Part one, "Linux Security Basics", covers some introductory material, physical security, Linux installation, and basic Linux system administration. Part two, "Linux User Security", covers password security and cryptography. Part three, "Linux Network Security", covers trojans and viruses, sniffers, scanners, and spoofing. Part four, "Linux Internet Security", covers various servers that can run on Linux boxes, including FTP, mail, Web, and firewalls, along with logging and disaster recovery. Part five, the appendices, are little more than shovelware listings of programs and vulnerabilities.
The book's intended audience is unclear. Too much basic system administration is covered to make the book palatable to all but the rawest novice administrators, but without detailed discussions of system architecture or security issues, it cannot catapult these readers into the realm of security-aware readers. Much of the book reads like a laundry list of past exploits; as these have all by definition been discovered and repaired, they are of limited utility. Had these exploits been used to illustrate security concepts or modes of attack, they might have proved useful.

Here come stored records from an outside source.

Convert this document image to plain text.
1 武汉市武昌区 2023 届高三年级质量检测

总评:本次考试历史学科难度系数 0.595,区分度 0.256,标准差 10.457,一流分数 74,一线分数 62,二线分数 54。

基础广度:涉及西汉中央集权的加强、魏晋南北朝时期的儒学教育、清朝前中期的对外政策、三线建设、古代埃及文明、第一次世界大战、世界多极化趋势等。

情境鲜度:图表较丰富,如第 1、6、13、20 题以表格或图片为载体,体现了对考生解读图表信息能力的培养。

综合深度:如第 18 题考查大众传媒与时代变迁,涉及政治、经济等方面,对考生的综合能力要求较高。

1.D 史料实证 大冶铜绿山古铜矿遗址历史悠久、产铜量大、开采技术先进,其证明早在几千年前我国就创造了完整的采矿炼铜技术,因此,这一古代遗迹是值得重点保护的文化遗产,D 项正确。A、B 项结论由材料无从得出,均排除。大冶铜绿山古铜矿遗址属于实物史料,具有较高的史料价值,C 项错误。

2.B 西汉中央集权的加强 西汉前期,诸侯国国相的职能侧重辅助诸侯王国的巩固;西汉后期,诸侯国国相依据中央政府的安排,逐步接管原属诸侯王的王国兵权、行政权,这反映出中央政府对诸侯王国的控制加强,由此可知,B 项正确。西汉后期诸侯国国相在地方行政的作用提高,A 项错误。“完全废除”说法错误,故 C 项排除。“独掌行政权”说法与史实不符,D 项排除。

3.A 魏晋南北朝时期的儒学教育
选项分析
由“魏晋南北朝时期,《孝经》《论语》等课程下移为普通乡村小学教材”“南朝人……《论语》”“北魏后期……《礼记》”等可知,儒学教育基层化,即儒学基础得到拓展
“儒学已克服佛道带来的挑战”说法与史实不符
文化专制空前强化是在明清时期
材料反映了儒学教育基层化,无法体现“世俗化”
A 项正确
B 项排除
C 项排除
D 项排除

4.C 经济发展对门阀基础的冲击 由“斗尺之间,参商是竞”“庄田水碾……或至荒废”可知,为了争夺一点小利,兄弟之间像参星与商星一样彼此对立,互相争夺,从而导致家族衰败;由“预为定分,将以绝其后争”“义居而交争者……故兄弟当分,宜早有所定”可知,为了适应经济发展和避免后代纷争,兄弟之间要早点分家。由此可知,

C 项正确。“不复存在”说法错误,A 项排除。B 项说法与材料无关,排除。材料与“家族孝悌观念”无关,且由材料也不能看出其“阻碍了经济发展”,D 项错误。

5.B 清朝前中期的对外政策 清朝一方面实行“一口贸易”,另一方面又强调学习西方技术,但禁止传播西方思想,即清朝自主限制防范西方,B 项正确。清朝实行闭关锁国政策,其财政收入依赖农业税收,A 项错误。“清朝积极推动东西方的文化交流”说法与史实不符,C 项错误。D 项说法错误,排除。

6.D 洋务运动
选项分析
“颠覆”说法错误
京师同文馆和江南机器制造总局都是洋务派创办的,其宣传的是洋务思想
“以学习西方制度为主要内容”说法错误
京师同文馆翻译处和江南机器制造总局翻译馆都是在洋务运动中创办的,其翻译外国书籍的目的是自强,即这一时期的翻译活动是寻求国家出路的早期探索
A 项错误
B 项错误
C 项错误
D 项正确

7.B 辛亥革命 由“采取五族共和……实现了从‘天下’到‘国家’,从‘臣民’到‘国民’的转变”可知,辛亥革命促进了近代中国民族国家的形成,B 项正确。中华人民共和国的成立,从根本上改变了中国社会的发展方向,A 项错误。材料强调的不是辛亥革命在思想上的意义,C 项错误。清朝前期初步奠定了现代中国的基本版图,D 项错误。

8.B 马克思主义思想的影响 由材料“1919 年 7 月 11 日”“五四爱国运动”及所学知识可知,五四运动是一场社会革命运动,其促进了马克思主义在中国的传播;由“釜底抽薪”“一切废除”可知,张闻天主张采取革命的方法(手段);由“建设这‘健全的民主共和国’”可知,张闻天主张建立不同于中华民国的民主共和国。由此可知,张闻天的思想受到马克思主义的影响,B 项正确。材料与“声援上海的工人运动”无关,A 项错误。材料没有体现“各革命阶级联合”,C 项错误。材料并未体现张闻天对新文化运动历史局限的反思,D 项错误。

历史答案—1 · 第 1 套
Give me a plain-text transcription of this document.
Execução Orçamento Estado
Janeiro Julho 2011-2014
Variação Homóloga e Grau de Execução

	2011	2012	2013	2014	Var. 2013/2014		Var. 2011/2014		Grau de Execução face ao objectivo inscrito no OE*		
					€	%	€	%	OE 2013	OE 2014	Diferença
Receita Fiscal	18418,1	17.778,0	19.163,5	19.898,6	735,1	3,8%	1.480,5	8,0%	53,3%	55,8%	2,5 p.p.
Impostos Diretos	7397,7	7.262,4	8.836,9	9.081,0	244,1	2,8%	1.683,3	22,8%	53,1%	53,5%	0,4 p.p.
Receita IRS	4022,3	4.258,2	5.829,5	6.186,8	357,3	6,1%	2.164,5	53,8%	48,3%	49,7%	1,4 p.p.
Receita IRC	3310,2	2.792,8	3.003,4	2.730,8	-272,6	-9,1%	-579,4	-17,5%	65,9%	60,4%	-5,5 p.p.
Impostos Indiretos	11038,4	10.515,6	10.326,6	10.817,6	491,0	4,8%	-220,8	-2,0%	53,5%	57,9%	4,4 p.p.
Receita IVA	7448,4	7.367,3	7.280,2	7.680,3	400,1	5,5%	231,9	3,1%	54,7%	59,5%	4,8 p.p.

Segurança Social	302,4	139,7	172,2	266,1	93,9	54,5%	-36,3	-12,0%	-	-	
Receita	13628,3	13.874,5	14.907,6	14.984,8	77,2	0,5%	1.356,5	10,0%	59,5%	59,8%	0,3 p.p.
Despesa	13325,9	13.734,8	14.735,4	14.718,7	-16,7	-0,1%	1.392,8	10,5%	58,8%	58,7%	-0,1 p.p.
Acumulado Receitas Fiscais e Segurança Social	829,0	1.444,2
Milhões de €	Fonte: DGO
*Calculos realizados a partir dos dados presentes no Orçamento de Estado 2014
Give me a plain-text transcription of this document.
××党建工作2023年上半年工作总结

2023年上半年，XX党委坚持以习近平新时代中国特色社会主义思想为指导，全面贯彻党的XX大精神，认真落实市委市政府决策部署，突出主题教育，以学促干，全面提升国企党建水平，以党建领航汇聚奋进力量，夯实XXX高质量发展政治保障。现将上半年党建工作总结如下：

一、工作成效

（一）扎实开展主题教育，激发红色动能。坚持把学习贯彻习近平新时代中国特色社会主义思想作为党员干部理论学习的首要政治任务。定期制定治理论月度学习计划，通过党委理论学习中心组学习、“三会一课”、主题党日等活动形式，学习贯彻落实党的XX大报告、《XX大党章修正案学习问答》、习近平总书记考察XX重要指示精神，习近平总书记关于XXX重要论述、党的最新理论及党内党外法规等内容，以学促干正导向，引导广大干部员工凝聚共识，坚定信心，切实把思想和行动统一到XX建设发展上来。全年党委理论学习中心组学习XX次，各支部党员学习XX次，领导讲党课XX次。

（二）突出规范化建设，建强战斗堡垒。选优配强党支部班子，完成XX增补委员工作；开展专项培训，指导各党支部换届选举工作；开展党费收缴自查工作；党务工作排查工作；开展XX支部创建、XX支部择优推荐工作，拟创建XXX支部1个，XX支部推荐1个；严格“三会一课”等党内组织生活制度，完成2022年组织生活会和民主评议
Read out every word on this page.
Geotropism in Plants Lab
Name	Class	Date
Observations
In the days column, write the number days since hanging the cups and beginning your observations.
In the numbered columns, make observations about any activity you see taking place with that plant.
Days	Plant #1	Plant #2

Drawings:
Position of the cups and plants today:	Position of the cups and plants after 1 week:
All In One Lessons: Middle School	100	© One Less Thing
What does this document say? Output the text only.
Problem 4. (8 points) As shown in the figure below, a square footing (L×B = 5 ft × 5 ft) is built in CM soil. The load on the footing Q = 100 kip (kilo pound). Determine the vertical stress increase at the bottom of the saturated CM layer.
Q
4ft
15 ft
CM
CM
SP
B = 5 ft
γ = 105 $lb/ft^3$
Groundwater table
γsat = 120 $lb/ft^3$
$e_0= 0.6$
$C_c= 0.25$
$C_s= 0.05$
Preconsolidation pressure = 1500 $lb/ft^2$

Though the anonymous author is billed as an experienced hacker, methodology of attacks is rarely discussed. The exception is the coverage of password attacks which, while still important, are less important than they used to be. When biometrics are discussed, weaknesses of these systems are not mentioned, nor are possible attacks against them. Given the success of simple techniques in thwarting these systems, some consideration of them would have been apropos. Similarly, social engineering, one of the most fruitful of hacking techniques, does not even appear in the index.
One can certainly believe that the author has broken into a number of systems; this would explain the morbid focus on exploitable packages and the scattershot nature of his understanding. (Though the author's name is not given, his biographic blurb definitely indicates that he is male.) Cryptographic applications such as Gnu Privacy Guard are covered, but the essentials of public-key cryptography are ignored, as are issues of key distribution and certificate hierarchies.
Even his hacking knowledge, however, is out-of-date at best. For example, ethernet switches are recommended as a security measure to prevent sniffing traffic. In fact, for quite a number of years, software has been available that tricks switches into becoming hubs. The existence of these MAC flooders is not acknowledged, nor are even theoretical weaknesses suggested.
The chapter on network scanners assumes reader knowledge of the TCP protocol, including the three-way handshake and the various flags. It is not clear, however, from the laundry list of scanning tools, that the author understands the underlying mechanisms by which any of these tools operate. The information in this list is sadly out-of-date. It seems to indicate that the Jakal scanner's stealth techniques will prevent discovery of such scans. In fact, on most modern networks (and even with many tools that predate Jakal), the illegal flag combinations set on these packets are much more obvious than non-stealth scanning techniques.
Other information is equally out-of-date. The section on basic system administration relies on Linuxconf. Linuxconf has had quite a long security history and is no longer included in most Linux distributions. Even Red Hat, long one of Linuxconf's proponents, no longer ships Linuxconf. Should a user be able to download and install Linuxconf from scratch, the user will find the system administration tutorial to be an insult to his or her intelligence. The official Red Hat documentation does a much better job in any case.
Appendix A, the "Linux Security Command Reference", appears to be useful at first. It lists many security applications and provides descriptions. However, some items (such as "exports") are files, not commands, and for commands that are noted as "add-on" applications, no source is provided. The failure to list any means of acquiring these packages is unfortunate, and negates most of the usefulness of this appendix.
There is information in the book that would help a system administrator secure his or her system. However, that information is not consolidated, and is never expressed as a principle. Had the book discussed the principle of least privilege, the principle of minimalism, or the importance of promptly installing security updates, it might have proven useful. Instead, this information is scattered over more than eight hundred pages.
Had the book served to describe the methodologies of system intrusion or defense, advanced system administrators might have gleaned some useful information from the text. Instead, however, concentrating on outdated exploits and half-understood hacking tools, the book accomplishes nothing of note. It is not recommended, except as a curiosity for the library of a completist.